Wildside’s seventeenth “double” collection – packaged just like the old Ace Doubles, with two novels back-to-back, and two front covers – includes a post-apocalyptic tale by W. C. Bamberger and a dystopian novel by Robert Reginald. The two stories couldn’t be further apart in tone, though they are thematically linked: each concerns the trials and travails of ordinary people trying to cope with, and survive, the destruction of their societies.
Mild plot spoilers follow for the two novels.
A LLULL IN THE COMPASS: A Science Fiction Novel, by W. C. Bamberger: Something very strange has begun happening across the world. More and more people have been disappearing, leaving behind small puddles of goo. Unknown objects have begun appearing in the skies, but burn up before reaching the ground. A small group of people, randomly thrown together, now wander aimlessly across the American landscape. Scared that purposeful movements bring about the disappearances, they select their path by following an improvised “Llull Machine” that randomly dictates where they will travel next. They also, perhaps most importantly, are trying to figure out what is going on in order to save their own lives and halt the collapse of civilization.
As I was reading A LLULL IN THE COMPASS, I was reminded of the film Stalker, loosely based on ROADSIDE PICNIC by the Strugatsky brothers, about three men who wander around in an area once visited by aliens where the laws of physics aren’t always quite what we would expect. I have to admit that I don’t read a lot of what has been described as the “New Weird” (stories like those penned by China Miéville and Jeff VanderMeer), so I wasn’t quite sure what to expect from Bamberger’s novella. I also wasn’t sure what the “Llull” in the title referenced, so I had to research the interesting history of Ramon Llull and his strange machines. (Do yourself a favor and do a quick Google search on Llull.) Despite some uncertainties about plot, I enjoyed Bamberger’s novel even while I didn’t always know exactly what was going on; I think that’s probably part of the fun here.

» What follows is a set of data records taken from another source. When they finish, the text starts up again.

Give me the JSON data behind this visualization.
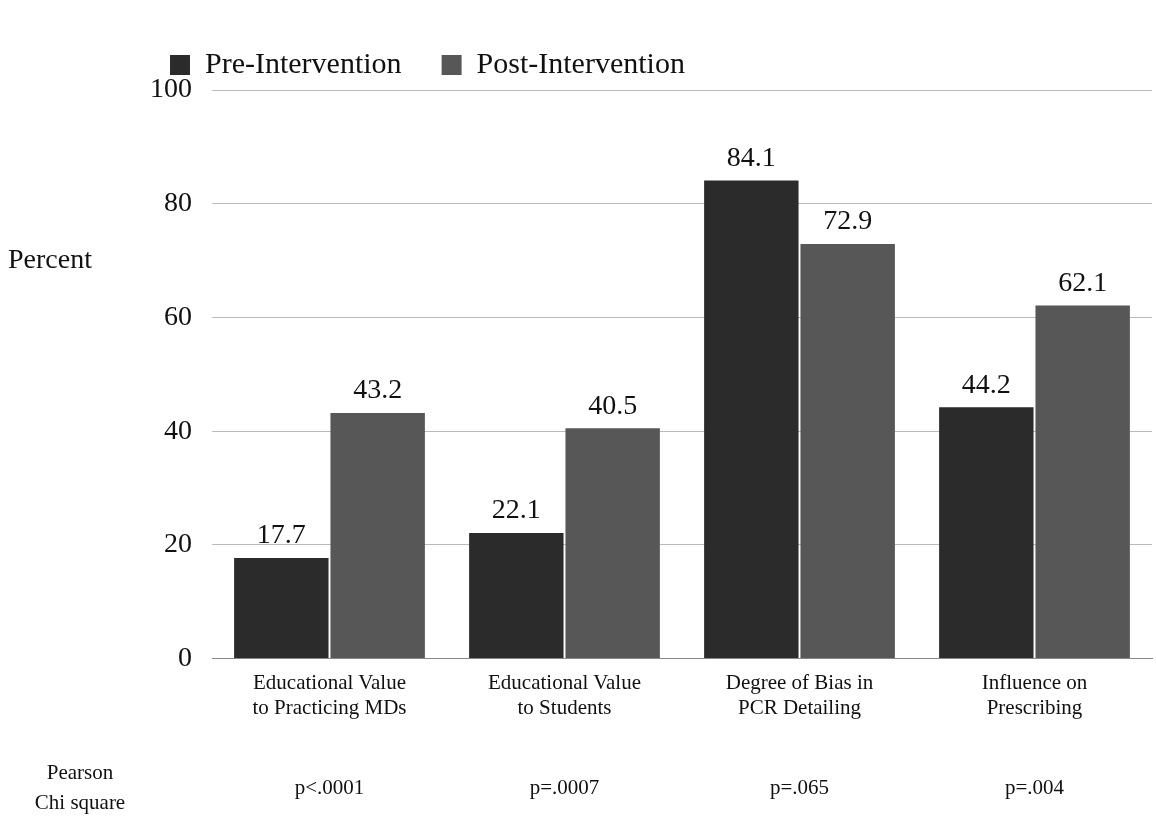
{
  "chart_data": {
    "type": "bar",
    "ylabel": "Percent",
    "categories": [
      "Educational Value to Practicing MDs",
      "Educational Value to Students",
      "Degree of Bias in PCR Detailing",
      "Influence on Prescribing"
    ],
    "series": [
      {
        "name": "Pre-Intervention",
        "color": "#2b2b2b",
        "values": [
          17.7,
          22.1,
          84.1,
          44.2
        ]
      },
      {
        "name": "Post-Intervention",
        "color": "#575757",
        "values": [
          43.2,
          40.5,
          72.9,
          62.1
        ]
      }
    ],
    "ylim": [
      0,
      100
    ],
    "yticks": [
      0,
      20,
      40,
      60,
      80,
      100
    ],
    "grid": "y",
    "legend": "top",
    "data_labels": true,
    "annotations": [
      "Pearson Chi square",
      "p<.0001",
      "p=.0007",
      "p=.065",
      "p=.004"
    ]
  }
}
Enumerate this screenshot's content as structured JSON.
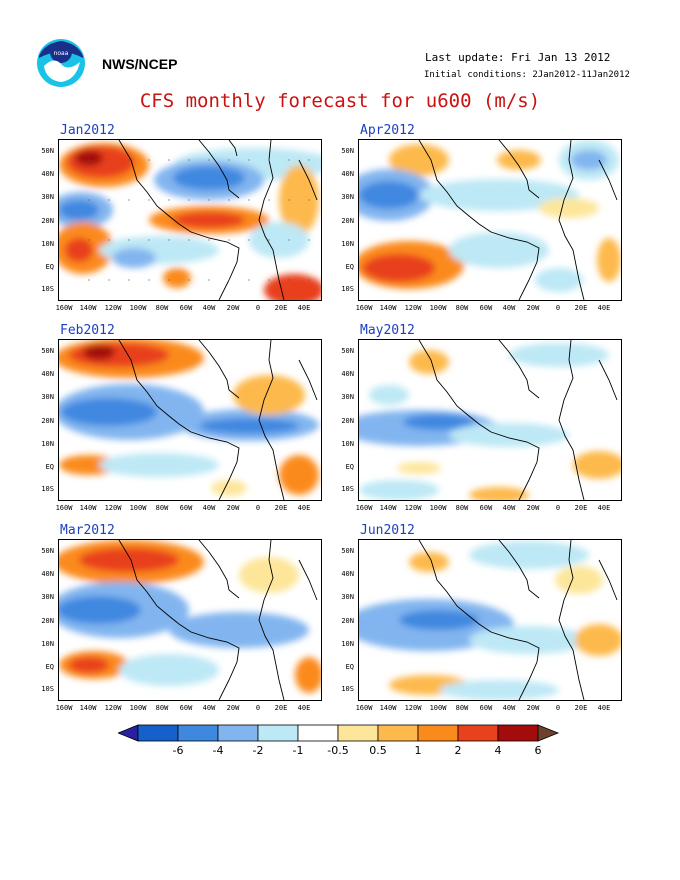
{
  "header": {
    "org": "NWS/NCEP",
    "last_update": "Last update: Fri Jan 13 2012",
    "initial_conditions": "Initial conditions: 2Jan2012-11Jan2012"
  },
  "title": "CFS monthly forecast for u600 (m/s)",
  "lat_ticks": [
    "50N",
    "40N",
    "30N",
    "20N",
    "10N",
    "EQ",
    "10S"
  ],
  "lon_ticks": [
    "160W",
    "140W",
    "120W",
    "100W",
    "80W",
    "60W",
    "40W",
    "20W",
    "0",
    "20E",
    "40E"
  ],
  "colorbar": {
    "labels": [
      "-6",
      "-4",
      "-2",
      "-1",
      "-0.5",
      "0.5",
      "1",
      "2",
      "4",
      "6"
    ],
    "colors": [
      "#2a1fa0",
      "#1660cc",
      "#3f88e0",
      "#82b5ef",
      "#bde8f5",
      "#ffffff",
      "#fde69a",
      "#fdb94c",
      "#fb8a1c",
      "#e8411b",
      "#a40c0c",
      "#70402f"
    ]
  },
  "panels": [
    {
      "id": "jan",
      "label": "Jan2012"
    },
    {
      "id": "apr",
      "label": "Apr2012"
    },
    {
      "id": "feb",
      "label": "Feb2012"
    },
    {
      "id": "may",
      "label": "May2012"
    },
    {
      "id": "mar",
      "label": "Mar2012"
    },
    {
      "id": "jun",
      "label": "Jun2012"
    }
  ]
}
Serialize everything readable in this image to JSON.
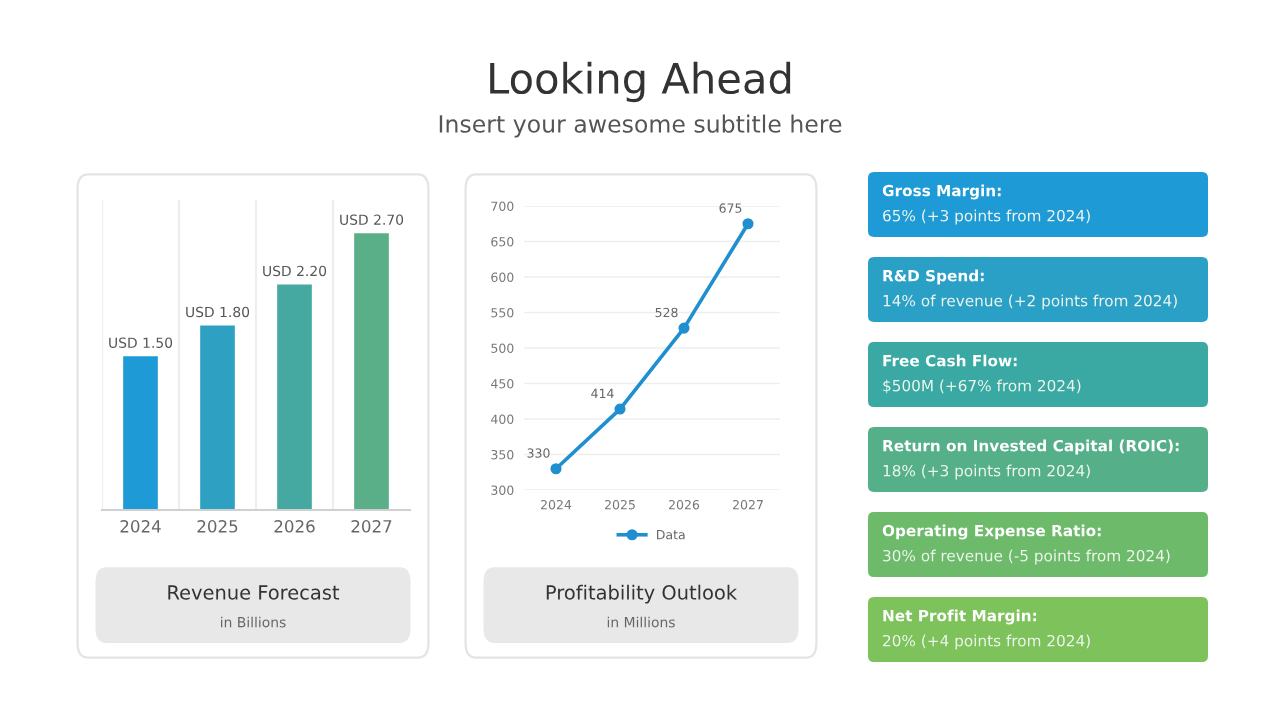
{
  "chart_data": [
    {
      "type": "bar",
      "title": "Revenue Forecast",
      "subtitle": "in Billions",
      "categories": [
        "2024",
        "2025",
        "2026",
        "2027"
      ],
      "values": [
        1.5,
        1.8,
        2.2,
        2.7
      ],
      "value_labels": [
        "USD 1.50",
        "USD 1.80",
        "USD 2.20",
        "USD 2.70"
      ],
      "colors": [
        "#1e9ad6",
        "#2ea1c2",
        "#45a9a2",
        "#5aaf88"
      ],
      "grid": "x"
    },
    {
      "type": "line",
      "title": "Profitability Outlook",
      "subtitle": "in Millions",
      "categories": [
        "2024",
        "2025",
        "2026",
        "2027"
      ],
      "series": [
        {
          "name": "Data",
          "color": "#1f8fd0",
          "values": [
            330,
            414,
            528,
            675
          ]
        }
      ],
      "ylim": [
        300,
        700
      ],
      "yticks": [
        300,
        350,
        400,
        450,
        500,
        550,
        600,
        650,
        700
      ],
      "grid": "y",
      "marker": "circle",
      "line_style": "solid",
      "data_labels": true,
      "legend": "bottom"
    },
    {
      "type": "other",
      "title": "Looking Ahead",
      "subtitle": "Insert your awesome subtitle here",
      "annotations": [
        "Gross Margin:",
        "65% (+3 points from 2024)",
        "R&D Spend:",
        "14% of revenue (+2 points from 2024)",
        "Free Cash Flow:",
        "$500M (+67% from 2024)",
        "Return on Invested Capital (ROIC):",
        "18% (+3 points from 2024)",
        "Operating Expense Ratio:",
        "30% of revenue (-5 points from 2024)",
        "Net Profit Margin:",
        "20% (+4 points from 2024)"
      ],
      "colors": [
        "#1e9ad6",
        "#2aa0c6",
        "#3aa9a3",
        "#55b08a",
        "#6cba6a",
        "#7dc25a"
      ]
    }
  ]
}
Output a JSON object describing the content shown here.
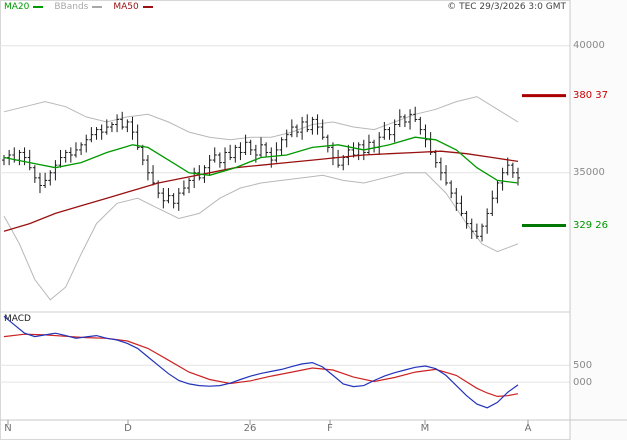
{
  "header": {
    "copyright": "© TEC 29/3/2026 3:0 GMT"
  },
  "chart_data": {
    "type": "candlestick",
    "title": "",
    "legend": [
      {
        "label": "MA20",
        "color": "#009900"
      },
      {
        "label": "BBands",
        "color": "#a8a8a8"
      },
      {
        "label": "MA50",
        "color": "#991111"
      }
    ],
    "price_tick_labels": [
      {
        "text": "40000",
        "value": 400
      },
      {
        "text": "35000",
        "value": 350
      }
    ],
    "levels": [
      {
        "text": "380 37",
        "value": 380.37,
        "color": "#cc0000",
        "line_color": "#aa0000"
      },
      {
        "text": "329 26",
        "value": 329.26,
        "color": "#009900",
        "line_color": "#007700"
      }
    ],
    "x_tick_labels": [
      "N",
      "D",
      "26",
      "F",
      "M",
      "A"
    ],
    "price_ylim": [
      296,
      418
    ],
    "candles": [
      [
        355,
        357,
        353,
        356
      ],
      [
        356,
        359,
        353,
        357
      ],
      [
        357,
        360,
        354,
        355
      ],
      [
        355,
        359,
        353,
        358
      ],
      [
        358,
        360,
        353,
        356
      ],
      [
        356,
        359,
        351,
        352
      ],
      [
        352,
        353,
        346,
        348
      ],
      [
        348,
        350,
        342,
        345
      ],
      [
        345,
        350,
        344,
        347
      ],
      [
        347,
        351,
        345,
        350
      ],
      [
        350,
        355,
        347,
        353
      ],
      [
        353,
        359,
        352,
        356
      ],
      [
        356,
        359,
        354,
        358
      ],
      [
        358,
        360,
        354,
        357
      ],
      [
        357,
        362,
        356,
        359
      ],
      [
        359,
        362,
        357,
        361
      ],
      [
        361,
        365,
        358,
        363
      ],
      [
        363,
        368,
        362,
        365
      ],
      [
        365,
        368,
        363,
        367
      ],
      [
        367,
        369,
        363,
        366
      ],
      [
        366,
        371,
        365,
        368
      ],
      [
        368,
        370,
        366,
        369
      ],
      [
        369,
        373,
        366,
        371
      ],
      [
        371,
        374,
        367,
        368
      ],
      [
        368,
        371,
        366,
        370
      ],
      [
        370,
        372,
        363,
        366
      ],
      [
        366,
        369,
        359,
        360
      ],
      [
        360,
        361,
        353,
        355
      ],
      [
        355,
        357,
        347,
        350
      ],
      [
        350,
        353,
        345,
        346
      ],
      [
        346,
        347,
        340,
        342
      ],
      [
        342,
        344,
        336,
        339
      ],
      [
        339,
        344,
        338,
        341
      ],
      [
        341,
        342,
        336,
        338
      ],
      [
        338,
        344,
        335,
        342
      ],
      [
        342,
        347,
        341,
        344
      ],
      [
        344,
        348,
        342,
        347
      ],
      [
        347,
        352,
        344,
        350
      ],
      [
        350,
        353,
        347,
        348
      ],
      [
        348,
        353,
        346,
        352
      ],
      [
        352,
        357,
        349,
        355
      ],
      [
        355,
        360,
        354,
        357
      ],
      [
        357,
        358,
        352,
        354
      ],
      [
        354,
        360,
        351,
        358
      ],
      [
        358,
        361,
        355,
        356
      ],
      [
        356,
        361,
        354,
        360
      ],
      [
        360,
        362,
        355,
        358
      ],
      [
        358,
        365,
        357,
        362
      ],
      [
        362,
        363,
        357,
        359
      ],
      [
        359,
        361,
        354,
        357
      ],
      [
        357,
        364,
        356,
        361
      ],
      [
        361,
        362,
        356,
        358
      ],
      [
        358,
        360,
        352,
        355
      ],
      [
        355,
        362,
        354,
        359
      ],
      [
        359,
        364,
        357,
        363
      ],
      [
        363,
        367,
        360,
        365
      ],
      [
        365,
        371,
        364,
        368
      ],
      [
        368,
        369,
        364,
        366
      ],
      [
        366,
        372,
        363,
        370
      ],
      [
        370,
        373,
        366,
        367
      ],
      [
        367,
        372,
        365,
        371
      ],
      [
        371,
        373,
        365,
        368
      ],
      [
        368,
        371,
        363,
        364
      ],
      [
        364,
        365,
        358,
        360
      ],
      [
        360,
        362,
        353,
        356
      ],
      [
        356,
        359,
        352,
        353
      ],
      [
        353,
        357,
        351,
        356
      ],
      [
        356,
        361,
        353,
        359
      ],
      [
        359,
        362,
        356,
        357
      ],
      [
        357,
        362,
        355,
        361
      ],
      [
        361,
        363,
        355,
        358
      ],
      [
        358,
        365,
        357,
        362
      ],
      [
        362,
        363,
        358,
        360
      ],
      [
        360,
        366,
        357,
        364
      ],
      [
        364,
        370,
        363,
        367
      ],
      [
        367,
        368,
        363,
        365
      ],
      [
        365,
        371,
        362,
        369
      ],
      [
        369,
        375,
        368,
        372
      ],
      [
        372,
        373,
        368,
        370
      ],
      [
        370,
        375,
        367,
        373
      ],
      [
        373,
        376,
        370,
        371
      ],
      [
        371,
        372,
        365,
        367
      ],
      [
        367,
        369,
        360,
        363
      ],
      [
        363,
        366,
        357,
        358
      ],
      [
        358,
        359,
        352,
        354
      ],
      [
        354,
        356,
        347,
        350
      ],
      [
        350,
        353,
        345,
        346
      ],
      [
        346,
        347,
        340,
        342
      ],
      [
        342,
        344,
        335,
        338
      ],
      [
        338,
        341,
        333,
        334
      ],
      [
        334,
        335,
        328,
        330
      ],
      [
        330,
        332,
        324,
        327
      ],
      [
        327,
        330,
        324,
        325
      ],
      [
        325,
        330,
        323,
        329
      ],
      [
        329,
        336,
        326,
        334
      ],
      [
        334,
        343,
        333,
        340
      ],
      [
        340,
        347,
        338,
        346
      ],
      [
        346,
        352,
        343,
        350
      ],
      [
        350,
        356,
        349,
        353
      ],
      [
        353,
        354,
        348,
        350
      ],
      [
        350,
        352,
        345,
        348
      ]
    ],
    "ma20": [
      [
        0,
        356
      ],
      [
        5,
        354
      ],
      [
        10,
        352
      ],
      [
        15,
        354
      ],
      [
        20,
        358
      ],
      [
        25,
        361
      ],
      [
        28,
        360
      ],
      [
        32,
        355
      ],
      [
        36,
        350
      ],
      [
        40,
        349
      ],
      [
        45,
        352
      ],
      [
        50,
        356
      ],
      [
        55,
        357
      ],
      [
        60,
        360
      ],
      [
        65,
        361
      ],
      [
        70,
        359
      ],
      [
        75,
        361
      ],
      [
        80,
        364
      ],
      [
        84,
        363
      ],
      [
        88,
        359
      ],
      [
        92,
        352
      ],
      [
        96,
        347
      ],
      [
        100,
        346
      ]
    ],
    "ma50": [
      [
        0,
        327
      ],
      [
        5,
        330
      ],
      [
        10,
        334
      ],
      [
        15,
        337
      ],
      [
        20,
        340
      ],
      [
        25,
        343
      ],
      [
        30,
        346
      ],
      [
        35,
        348
      ],
      [
        40,
        350
      ],
      [
        45,
        352
      ],
      [
        50,
        353
      ],
      [
        55,
        354
      ],
      [
        60,
        355
      ],
      [
        65,
        356
      ],
      [
        70,
        357
      ],
      [
        75,
        357.5
      ],
      [
        80,
        358
      ],
      [
        85,
        358.5
      ],
      [
        90,
        357.5
      ],
      [
        95,
        356
      ],
      [
        100,
        354.5
      ]
    ],
    "bb_upper": [
      [
        0,
        374
      ],
      [
        4,
        376
      ],
      [
        8,
        378
      ],
      [
        12,
        376
      ],
      [
        16,
        372
      ],
      [
        20,
        370
      ],
      [
        24,
        372
      ],
      [
        28,
        373
      ],
      [
        32,
        370
      ],
      [
        36,
        366
      ],
      [
        40,
        364
      ],
      [
        44,
        363
      ],
      [
        48,
        364
      ],
      [
        52,
        364
      ],
      [
        56,
        366
      ],
      [
        60,
        369
      ],
      [
        64,
        370
      ],
      [
        68,
        368
      ],
      [
        72,
        367
      ],
      [
        76,
        370
      ],
      [
        80,
        373
      ],
      [
        84,
        375
      ],
      [
        88,
        378
      ],
      [
        92,
        380
      ],
      [
        96,
        375
      ],
      [
        100,
        370
      ]
    ],
    "bb_lower": [
      [
        0,
        333
      ],
      [
        3,
        322
      ],
      [
        6,
        308
      ],
      [
        9,
        300
      ],
      [
        12,
        305
      ],
      [
        15,
        318
      ],
      [
        18,
        330
      ],
      [
        22,
        338
      ],
      [
        26,
        340
      ],
      [
        30,
        336
      ],
      [
        34,
        332
      ],
      [
        38,
        334
      ],
      [
        42,
        340
      ],
      [
        46,
        344
      ],
      [
        50,
        346
      ],
      [
        54,
        347
      ],
      [
        58,
        348
      ],
      [
        62,
        349
      ],
      [
        66,
        347
      ],
      [
        70,
        346
      ],
      [
        74,
        348
      ],
      [
        78,
        350
      ],
      [
        82,
        350
      ],
      [
        86,
        342
      ],
      [
        90,
        330
      ],
      [
        93,
        322
      ],
      [
        96,
        319
      ],
      [
        100,
        322
      ]
    ],
    "macd": {
      "label": "MACD",
      "tick_labels": [
        {
          "text": "500",
          "value": 5
        },
        {
          "text": "000",
          "value": 0
        }
      ],
      "ylim": [
        -11.2,
        19.6
      ],
      "line": [
        [
          0,
          19.5
        ],
        [
          2,
          17
        ],
        [
          4,
          14.5
        ],
        [
          6,
          13.5
        ],
        [
          8,
          14
        ],
        [
          10,
          14.5
        ],
        [
          12,
          13.8
        ],
        [
          14,
          13
        ],
        [
          16,
          13.4
        ],
        [
          18,
          13.8
        ],
        [
          20,
          13
        ],
        [
          22,
          12.5
        ],
        [
          24,
          11.5
        ],
        [
          26,
          10
        ],
        [
          28,
          7.5
        ],
        [
          30,
          5
        ],
        [
          32,
          2.5
        ],
        [
          34,
          0.5
        ],
        [
          36,
          -0.5
        ],
        [
          38,
          -1
        ],
        [
          40,
          -1.2
        ],
        [
          42,
          -1
        ],
        [
          44,
          -0.3
        ],
        [
          46,
          0.8
        ],
        [
          48,
          1.8
        ],
        [
          50,
          2.6
        ],
        [
          52,
          3.2
        ],
        [
          54,
          3.8
        ],
        [
          56,
          4.6
        ],
        [
          58,
          5.4
        ],
        [
          60,
          5.8
        ],
        [
          62,
          4.5
        ],
        [
          64,
          2
        ],
        [
          66,
          -0.5
        ],
        [
          68,
          -1.3
        ],
        [
          70,
          -1
        ],
        [
          72,
          0.5
        ],
        [
          74,
          1.8
        ],
        [
          76,
          2.8
        ],
        [
          78,
          3.6
        ],
        [
          80,
          4.4
        ],
        [
          82,
          4.8
        ],
        [
          84,
          4
        ],
        [
          86,
          2
        ],
        [
          88,
          -1
        ],
        [
          90,
          -4
        ],
        [
          92,
          -6.5
        ],
        [
          94,
          -7.6
        ],
        [
          96,
          -6
        ],
        [
          98,
          -3
        ],
        [
          100,
          -0.8
        ]
      ],
      "signal": [
        [
          0,
          13.5
        ],
        [
          4,
          14.2
        ],
        [
          8,
          14
        ],
        [
          12,
          13.6
        ],
        [
          16,
          13.2
        ],
        [
          20,
          13
        ],
        [
          24,
          12.2
        ],
        [
          28,
          10
        ],
        [
          32,
          6.5
        ],
        [
          36,
          3
        ],
        [
          40,
          0.8
        ],
        [
          44,
          -0.4
        ],
        [
          48,
          0.4
        ],
        [
          52,
          1.8
        ],
        [
          56,
          3
        ],
        [
          60,
          4.2
        ],
        [
          64,
          3.6
        ],
        [
          68,
          1.5
        ],
        [
          72,
          0.2
        ],
        [
          76,
          1.4
        ],
        [
          80,
          3
        ],
        [
          84,
          3.8
        ],
        [
          88,
          2
        ],
        [
          92,
          -1.8
        ],
        [
          94,
          -3.2
        ],
        [
          96,
          -4.2
        ],
        [
          98,
          -4
        ],
        [
          100,
          -3.4
        ]
      ]
    },
    "colors": {
      "candle": "#1a1a1a",
      "ma20": "#009900",
      "ma50": "#991111",
      "bbands": "#b8b8b8",
      "macd_line": "#2233bb",
      "macd_signal": "#cc2222",
      "grid": "#e4e4e4",
      "frame": "#c8c8c8"
    }
  }
}
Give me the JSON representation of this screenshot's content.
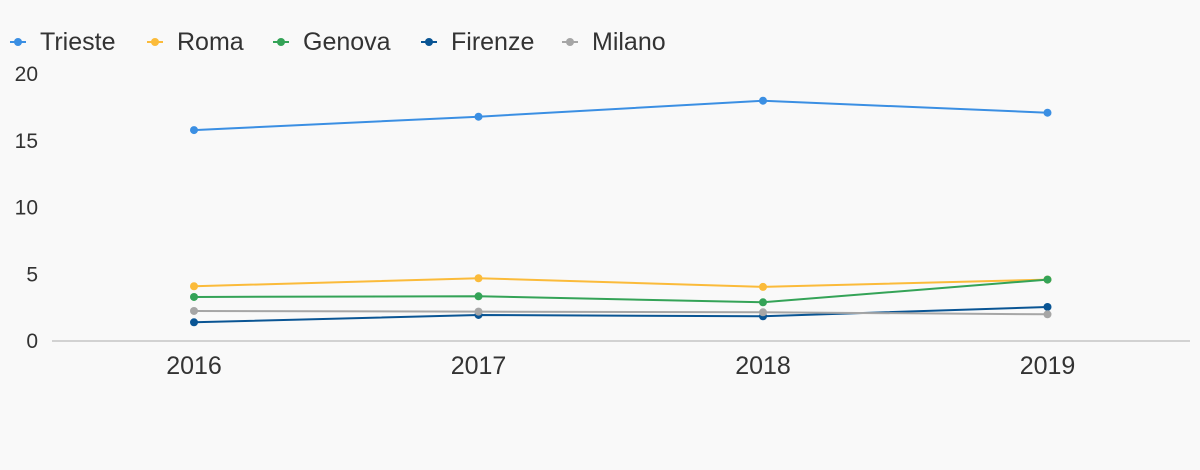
{
  "chart_data": {
    "type": "line",
    "title": "",
    "xlabel": "",
    "ylabel": "",
    "categories": [
      "2016",
      "2017",
      "2018",
      "2019"
    ],
    "ylim": [
      0,
      20
    ],
    "yticks": [
      "0",
      "5",
      "10",
      "15",
      "20"
    ],
    "grid": false,
    "legend_position": "top-left",
    "series": [
      {
        "name": "Trieste",
        "color": "#3b8fe3",
        "values": [
          15.8,
          16.8,
          18.0,
          17.1
        ]
      },
      {
        "name": "Roma",
        "color": "#fbbb3a",
        "values": [
          4.1,
          4.7,
          4.05,
          4.6
        ]
      },
      {
        "name": "Genova",
        "color": "#34a357",
        "values": [
          3.3,
          3.35,
          2.9,
          4.6
        ]
      },
      {
        "name": "Firenze",
        "color": "#0a5594",
        "values": [
          1.4,
          1.95,
          1.85,
          2.55
        ]
      },
      {
        "name": "Milano",
        "color": "#a6a6a6",
        "values": [
          2.25,
          2.2,
          2.15,
          2.0
        ]
      }
    ]
  }
}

ACADEMENTIA: A Future Dystopia, by Robert Reginald: Near-future America is no longer a liberal democracy. A religious zealot named Dr. Theo Fell has instituted a new political regime that intrusively surveils the personal activities of all citizens, stifles free speech, tortures and kills dissidents, and becomes steadily more oppressive. (Sound at all familiar?) Our nameless narrator begins as a harmless academic but soon advances through the administrative hierarchy of the “California Saints University” system as his bosses are executed or dragged off to the re-education camps one by one. Life in such a dystopic state begins to take a toll on our narrator’s sanity as he struggles to not just survive but to overthrow Dr. Fell’s regime.
For me, ACADEMENTIA was made all the more enjoyable because of Reginald’s undoubtedly quasi-autobiographical elements inserted from his lengthy career as an academic. This is a dark, dark tale, and like almost all dystopias, has some important things to teach us. I should say that as grim as the story is, it is also blackly comedic at times, which makes it all the more entertaining and makes it a little easier to digest as a reader. Let’s face it: a story like 1984 (one of my favorite books of all time) is powerful, but it’s also a bit of a hard slog because of its unrelentingly bleak outlook and prospects. Reginald’s writing is excellent as always; he manages to capture just the right tone balancing the darkness with just enough whimsy and absurdity.
Despite how different in tone the two novels are, I heartily recommend this collection, especially for fans of dystopias. I thought that ACADEMENTIA was especially strong and easily worth the price of admission alone (other readers might prefer A LLULL IN THE COMPASS, though it was slightly out of my comfort zone in terms of its level of weirdness). As an academic myself, ACADEMENTIA really hit home with me for reasons it’s probably better I not go into. I hope that ACADEMENTIA garners greater attention – we can all use more warnings about the dangers of oppressive institutions and compromises to free speech.